Para alguns pode parecer surpresa, afinal, que importância tem "puxar um Papa pro seu lado"? Mas numa guerra em que não há mocinhos e ambos os lados fazem uso dos elementos ligados à religião, mesmo vivendo numa pós-cristandade e num mundo secularizado este jogo também é jogado. Para compreender melhor, podemos nos ater no estilo que Francisco adota nesta geopolítica de tempos de guerra, sempre muito destacado por La Valle. O jornalista, em entrevista concedida ao IHU em 2018, sinalizou que Francisco se anunciava como um único e atual líder mundial. Não porque trazia uma ideia de cristandade ou de uma piedosa unidade cristã, mas porque só ele se pautava pelo bem comum.
“Parecia que tínhamos começado a fazer isso [construção global do bem comum] em 1945, após a tragédia da Segunda Guerra Mundial e do Holocausto, quando foram fundadas as Nações Unidas, dando-lhes uma constituição democrática, e foi pensada a construção de uma comunidade internacional de direito, para repudiar a guerra e colocar no centro de todos os direitos e de todos os Estados a dignidade e a igualdade de todas as pessoas. Mas depois foi acontecendo uma grande restauração, um retorno à idade da barbárie; a fome de milhões de pessoas é decidida com um clique e é possível matar à distância com os drones”, diz nesta entrevista.
Só que mais de um ano já passou, drones já foram usados e agora usam-se bombas de dispersão que matam sem qualquer distinção e a guerra parece não arrefecer. Que caminhos adotar para a efetivação da paz neste complicado contexto? Em que medida as opções de Francisco podem ser luz num caminho sombrio? E qual sua incidência num mundo pós-cristandade?

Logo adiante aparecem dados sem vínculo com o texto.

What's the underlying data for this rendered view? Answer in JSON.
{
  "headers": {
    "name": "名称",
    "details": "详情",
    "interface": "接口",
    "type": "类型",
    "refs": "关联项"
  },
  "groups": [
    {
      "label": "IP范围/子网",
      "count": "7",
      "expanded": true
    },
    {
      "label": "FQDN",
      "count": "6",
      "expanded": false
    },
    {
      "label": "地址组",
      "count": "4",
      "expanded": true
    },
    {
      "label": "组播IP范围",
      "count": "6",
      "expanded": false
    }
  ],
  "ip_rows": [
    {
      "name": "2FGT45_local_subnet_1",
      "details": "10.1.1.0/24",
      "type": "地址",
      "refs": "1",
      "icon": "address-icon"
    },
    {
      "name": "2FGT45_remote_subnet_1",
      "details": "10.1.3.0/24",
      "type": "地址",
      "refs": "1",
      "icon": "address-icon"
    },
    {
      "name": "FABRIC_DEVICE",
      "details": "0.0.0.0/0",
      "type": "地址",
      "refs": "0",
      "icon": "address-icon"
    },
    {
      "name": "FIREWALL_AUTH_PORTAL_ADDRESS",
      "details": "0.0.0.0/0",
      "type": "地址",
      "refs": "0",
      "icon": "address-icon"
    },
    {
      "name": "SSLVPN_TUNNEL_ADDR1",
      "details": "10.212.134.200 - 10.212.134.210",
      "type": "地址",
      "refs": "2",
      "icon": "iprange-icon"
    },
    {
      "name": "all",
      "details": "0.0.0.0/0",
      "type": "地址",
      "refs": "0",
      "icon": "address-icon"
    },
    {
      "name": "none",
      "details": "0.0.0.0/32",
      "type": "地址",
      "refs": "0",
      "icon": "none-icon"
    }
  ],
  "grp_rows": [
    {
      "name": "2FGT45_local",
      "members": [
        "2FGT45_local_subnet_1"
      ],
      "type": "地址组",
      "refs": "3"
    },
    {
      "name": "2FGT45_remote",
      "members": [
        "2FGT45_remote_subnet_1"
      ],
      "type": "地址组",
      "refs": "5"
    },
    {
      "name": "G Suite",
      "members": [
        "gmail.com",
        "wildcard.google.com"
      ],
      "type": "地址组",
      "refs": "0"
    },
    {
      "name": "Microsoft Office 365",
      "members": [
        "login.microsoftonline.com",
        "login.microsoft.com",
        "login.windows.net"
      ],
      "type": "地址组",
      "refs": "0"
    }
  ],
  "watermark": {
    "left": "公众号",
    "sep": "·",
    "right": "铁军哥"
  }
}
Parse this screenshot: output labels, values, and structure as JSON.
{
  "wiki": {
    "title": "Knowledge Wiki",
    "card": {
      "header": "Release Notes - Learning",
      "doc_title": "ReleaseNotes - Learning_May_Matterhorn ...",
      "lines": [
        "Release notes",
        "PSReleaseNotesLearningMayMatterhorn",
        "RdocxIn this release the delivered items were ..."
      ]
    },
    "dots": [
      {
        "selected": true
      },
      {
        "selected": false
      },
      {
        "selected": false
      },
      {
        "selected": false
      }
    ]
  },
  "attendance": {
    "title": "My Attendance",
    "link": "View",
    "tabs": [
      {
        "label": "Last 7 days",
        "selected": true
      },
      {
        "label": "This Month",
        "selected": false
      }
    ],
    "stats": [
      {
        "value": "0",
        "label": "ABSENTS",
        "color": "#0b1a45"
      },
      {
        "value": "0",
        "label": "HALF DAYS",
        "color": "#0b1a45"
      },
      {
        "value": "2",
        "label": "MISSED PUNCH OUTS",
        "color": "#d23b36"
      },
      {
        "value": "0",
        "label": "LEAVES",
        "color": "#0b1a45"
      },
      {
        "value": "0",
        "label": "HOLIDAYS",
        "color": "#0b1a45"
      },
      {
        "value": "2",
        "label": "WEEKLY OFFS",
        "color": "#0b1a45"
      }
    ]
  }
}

Questões que requerem respostas complexas e que devem estar presentes em mais uma conferência de Raniero La Valle, promovida pelo IHU, dentro do Ciclo de Estudos "A Opção Francisco. A Igreja e a mudança epocal". A atividade ocorre por videoconferência, nesta quinta-feira, 17-08-2023, a partir das 10h, com transmissão ao vivo pelos canais do IHU nas redes sociais.
Raniero La Valle considera Francisco um grande mediador geopolítico, mas não somente pelas ações do presente. Jornalista “das antigas”, como se diz no jargão da área, ele dirigiu L'Avvenire d'Italia. Esta publicação foi um jornal italiano, fundado em Bolonha, com inspiração católica, que circulou de 1896 a 1968. Depois, fundiu-se com o L'Italia para formar o novo jornal católico Avvenire, publicado até hoje. Entre as tantas coberturas que La Valle e seu jornal estiveram à frente está a do Concílio Vaticano II, de 1962 a 1965.

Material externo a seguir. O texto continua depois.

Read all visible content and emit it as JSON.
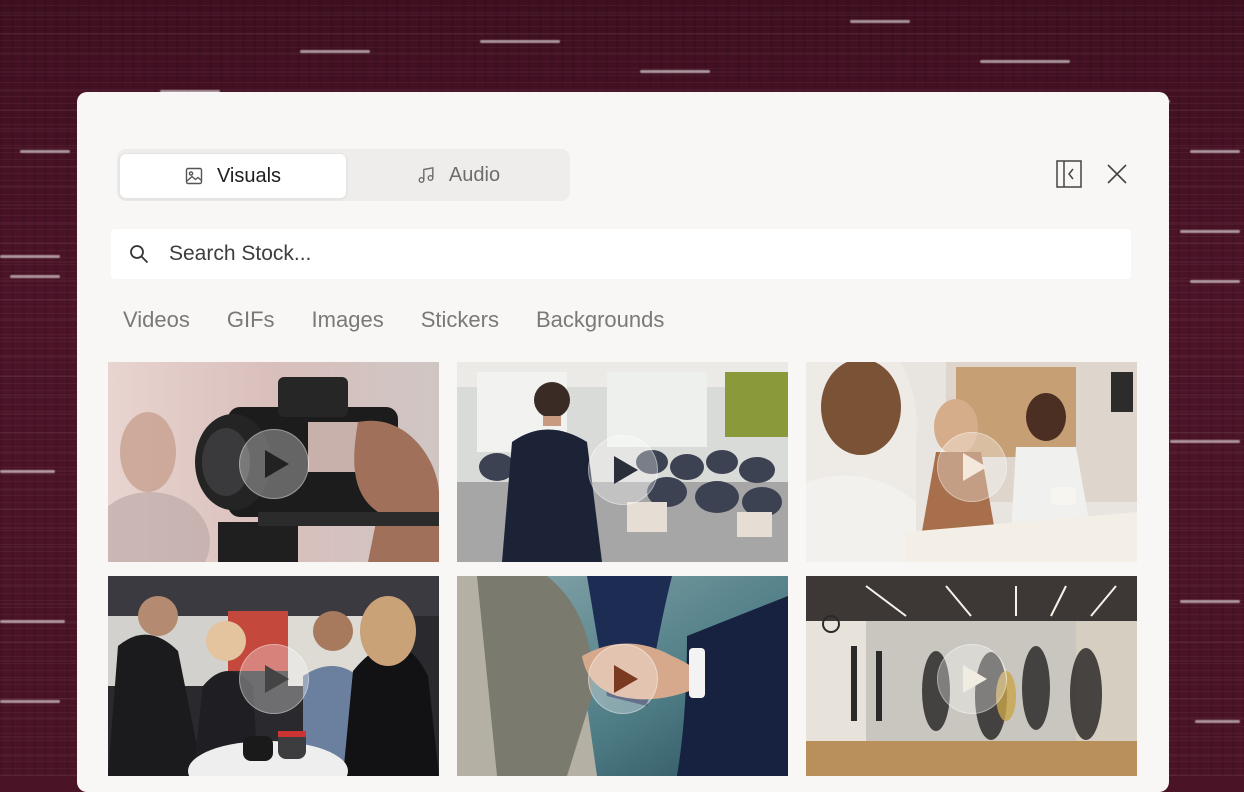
{
  "tabs": {
    "visuals_label": "Visuals",
    "audio_label": "Audio"
  },
  "search": {
    "placeholder": "Search Stock..."
  },
  "filters": [
    "Videos",
    "GIFs",
    "Images",
    "Stickers",
    "Backgrounds"
  ],
  "results": [
    {
      "subject": "Camera filming portrait",
      "media": "video"
    },
    {
      "subject": "Speaker at conference audience",
      "media": "video"
    },
    {
      "subject": "Interview with two women at desk",
      "media": "video"
    },
    {
      "subject": "Group talking at trade show",
      "media": "video"
    },
    {
      "subject": "Business handshake",
      "media": "video"
    },
    {
      "subject": "People walking in office",
      "media": "video"
    }
  ],
  "colors": {
    "backdrop": "#4a1326",
    "panel": "#f8f7f6",
    "active_tab": "#ffffff",
    "muted_text": "#7b7977"
  }
}
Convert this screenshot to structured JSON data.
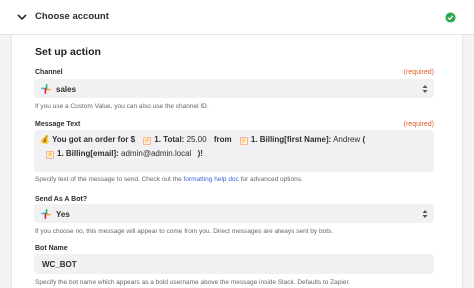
{
  "step": {
    "title": "Choose account"
  },
  "section": {
    "title": "Set up action"
  },
  "channel": {
    "label": "Channel",
    "required": "(required)",
    "value": "sales",
    "help": "If you use a Custom Value, you can also use the channel ID."
  },
  "message": {
    "label": "Message Text",
    "required": "(required)",
    "text_intro": "You got an order for $",
    "pill_total": "1. Total:",
    "total_value": "25.00",
    "from": "from",
    "pill_first_name": "1. Billing[first Name]:",
    "first_name_value": "Andrew",
    "paren_open": "(",
    "pill_email": "1. Billing[email]:",
    "email_value": "admin@admin.local",
    "close": ")!",
    "help_prefix": "Specify text of the message to send. Check out the",
    "help_link": "formatting help doc",
    "help_suffix": "for advanced options."
  },
  "bot": {
    "label": "Send As A Bot?",
    "value": "Yes",
    "help": "If you choose no, this message will appear to come from you. Direct messages are always sent by bots."
  },
  "bot_name": {
    "label": "Bot Name",
    "value": "WC_BOT",
    "help": "Specify the bot name which appears as a bold username above the message inside Slack. Defaults to Zapier."
  },
  "colors": {
    "accent": "#3d63dd",
    "required": "#e25a2a",
    "success": "#2fa84f",
    "field_bg": "#f1f1f3"
  },
  "icons": [
    "chevron-down-icon",
    "check-circle-icon",
    "slack-icon",
    "caret-updown-icon",
    "money-bag-icon",
    "zapier-step-icon"
  ]
}
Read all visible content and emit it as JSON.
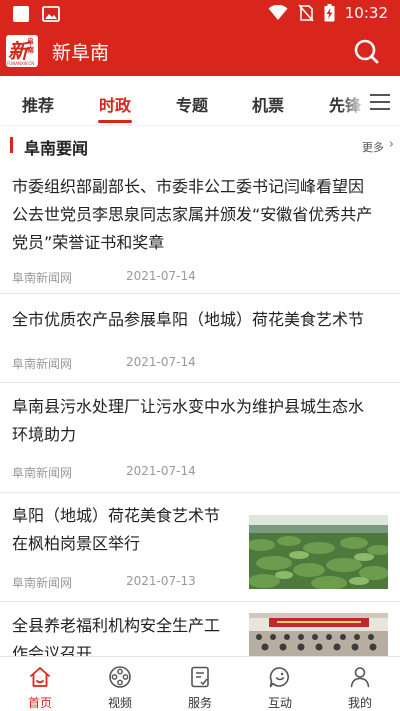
{
  "status_bar": {
    "time": "10:32",
    "icons": [
      "gallery-icon",
      "image-icon",
      "wifi-icon",
      "no-sim-icon",
      "battery-charging-icon"
    ]
  },
  "app": {
    "title": "新阜南",
    "logo_text": "新",
    "logo_side_text": "阜南",
    "logo_sub_text": "FUNANXW.CN",
    "brand_color": "#d8261c",
    "search_icon": "search-icon"
  },
  "tabs": {
    "items": [
      "推荐",
      "时政",
      "专题",
      "机票",
      "先锋"
    ],
    "active": "时政",
    "menu_icon": "menu-icon"
  },
  "section": {
    "title": "阜南要闻",
    "more_label": "更多"
  },
  "news": [
    {
      "title_lines": [
        "市委组织部副部长、市委非公工委书记闫峰看望因",
        "公去世党员李思泉同志家属并颁发“安徽省优秀共产",
        "党员”荣誉证书和奖章"
      ],
      "source": "阜南新闻网",
      "date": "2021-07-14"
    },
    {
      "title_lines": [
        "全市优质农产品参展阜阳（地城）荷花美食艺术节"
      ],
      "source": "阜南新闻网",
      "date": "2021-07-14"
    },
    {
      "title_lines": [
        "阜南县污水处理厂让污水变中水为维护县城生态水",
        "环境助力"
      ],
      "source": "阜南新闻网",
      "date": "2021-07-14"
    },
    {
      "title_lines": [
        "阜阳（地城）荷花美食艺术节",
        "在枫柏岗景区举行"
      ],
      "source": "阜南新闻网",
      "date": "2021-07-13",
      "thumbnail": "lotus-field-photo"
    },
    {
      "title_lines": [
        "全县养老福利机构安全生产工",
        "作会议召开"
      ],
      "thumbnail": "meeting-hall-photo"
    }
  ],
  "bottom_nav": {
    "items": [
      {
        "label": "首页",
        "icon": "home-icon"
      },
      {
        "label": "视频",
        "icon": "film-reel-icon"
      },
      {
        "label": "服务",
        "icon": "service-document-icon"
      },
      {
        "label": "互动",
        "icon": "chat-bubble-icon"
      },
      {
        "label": "我的",
        "icon": "person-icon"
      }
    ],
    "active": "首页"
  }
}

A extensa cobertura diária fez do jornalista um profundo conhecedor do que até hoje conhecemos como o “espírito do Concílio”, ou seja, uma linha de pensamento – e até de visão de mundo – que inspira as decisões e a escrita dos documentos conciliares. Na época o Papa Francisco, então ainda Jorge Mario Bergoglio, trabalhava e estava mergulhado no Vaticano II. É por isso que seu pontificado é verdadeiramente o primeiro fruto deste Concílio.
Para compreender o protagonismo de Francisco como grande estadista, que chama para si a missão de estabelecer a paz, como diz o próprio La Valle, é preciso compreender a virada de chave que o Concílio promove. Bergoglio, quando ascende à Cátedra de Pedro deixa de lado o messianismo apologético e faz um outro messianismo, àquele que, para La Valle, diz respeito à missão. “Quando se fala de um pontificado messiânico, fala-se da verdadeira missão (embora raramente cumprida) de um papa cristão”, sintetiza, em entrevista ao IHU.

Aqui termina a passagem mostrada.